Among the findings in the report were that mortgage servicers failed to automatically terminate mortgage insurance and reimburse consumers. Examiners found that more than one mortgage servicer was in violation of the Homeowners Protection Act when they failed to automatically terminate private mortgage insurance for borrowers who were eligible to have such insurance automatically terminated. Under the Homeowners Protection Act, borrowers are eligible to have private mortgage insurance automatically terminated (and servicers are required to terminate the insurance) when the principal balance of the loan is scheduled to reach 78 percent of the original value of the property, according to the CFPB.

“We will continue to shine light on the problems we observe in areas such as servicing, consumer reporting, and debt collection, and hold companies accountable when they do not treat borrowers fairly.”

Richard Cordray

The CFPB has authority under the Dodd-Frank Wall Street Reform and Consumer Protection Act of 2010 to supervise banks and credit unions with assets totaling more than $10 billion, along with certain nonbanks that include mortgage companies, payday lenders, private student lenders, and other nonbanks the CFPB has determined to be “large participants” in the financial market.

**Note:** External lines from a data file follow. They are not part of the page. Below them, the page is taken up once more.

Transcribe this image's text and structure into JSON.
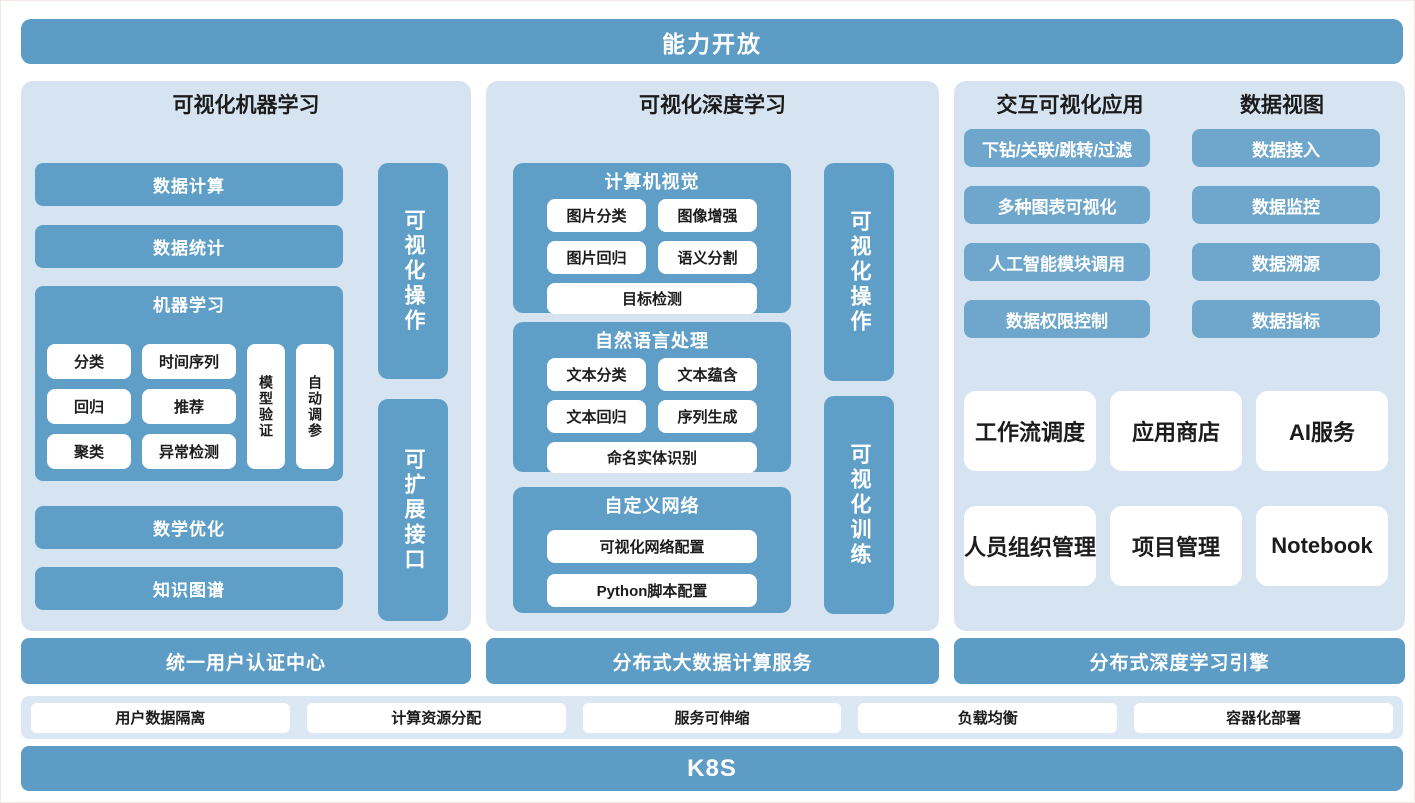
{
  "colors": {
    "bar_blue": "#5d9cc4",
    "box_blue": "#5f9fc7",
    "button_blue": "#6fa7cc",
    "panel_bg": "#d6e4f2",
    "band_bg": "#dbe7f3",
    "pill_bg": "#ffffff",
    "text_dark": "#1c1c1c",
    "text_white": "#ffffff"
  },
  "banner": {
    "title": "能力开放"
  },
  "left": {
    "title": "可视化机器学习",
    "box1": "数据计算",
    "box2": "数据统计",
    "ml": {
      "title": "机器学习",
      "pills": [
        "分类",
        "时间序列",
        "回归",
        "推荐",
        "聚类",
        "异常检测"
      ],
      "vpills": [
        "模型验证",
        "自动调参"
      ]
    },
    "box3": "数学优化",
    "box4": "知识图谱",
    "vbars": [
      "可视化操作",
      "可扩展接口"
    ]
  },
  "middle": {
    "title": "可视化深度学习",
    "cv": {
      "title": "计算机视觉",
      "pills": [
        "图片分类",
        "图像增强",
        "图片回归",
        "语义分割"
      ],
      "wide": "目标检测"
    },
    "nlp": {
      "title": "自然语言处理",
      "pills": [
        "文本分类",
        "文本蕴含",
        "文本回归",
        "序列生成"
      ],
      "wide": "命名实体识别"
    },
    "custom": {
      "title": "自定义网络",
      "wide1": "可视化网络配置",
      "wide2": "Python脚本配置"
    },
    "vbars": [
      "可视化操作",
      "可视化训练"
    ]
  },
  "right": {
    "title_left": "交互可视化应用",
    "title_right": "数据视图",
    "buttons_left": [
      "下钻/关联/跳转/过滤",
      "多种图表可视化",
      "人工智能模块调用",
      "数据权限控制"
    ],
    "buttons_right": [
      "数据接入",
      "数据监控",
      "数据溯源",
      "数据指标"
    ],
    "cards": [
      "工作流调度",
      "应用商店",
      "AI服务",
      "人员组织管理",
      "项目管理",
      "Notebook"
    ]
  },
  "services": [
    "统一用户认证中心",
    "分布式大数据计算服务",
    "分布式深度学习引擎"
  ],
  "infra": [
    "用户数据隔离",
    "计算资源分配",
    "服务可伸缩",
    "负载均衡",
    "容器化部署"
  ],
  "k8s": {
    "title": "K8S"
  }
}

The report issued Tuesday was the ninth edition of Supervisory Highlights. The problems the CFPB finds during supervisory examinations are often resolved without enforcement action non-publicly. Such actions have occurred recently in the areas of mortgage servicing, mortgage origination, deposits, and credit cards. From May 2015 to August 2015, such actions resulted in $107 million in restitution to more than 238,000 consumers.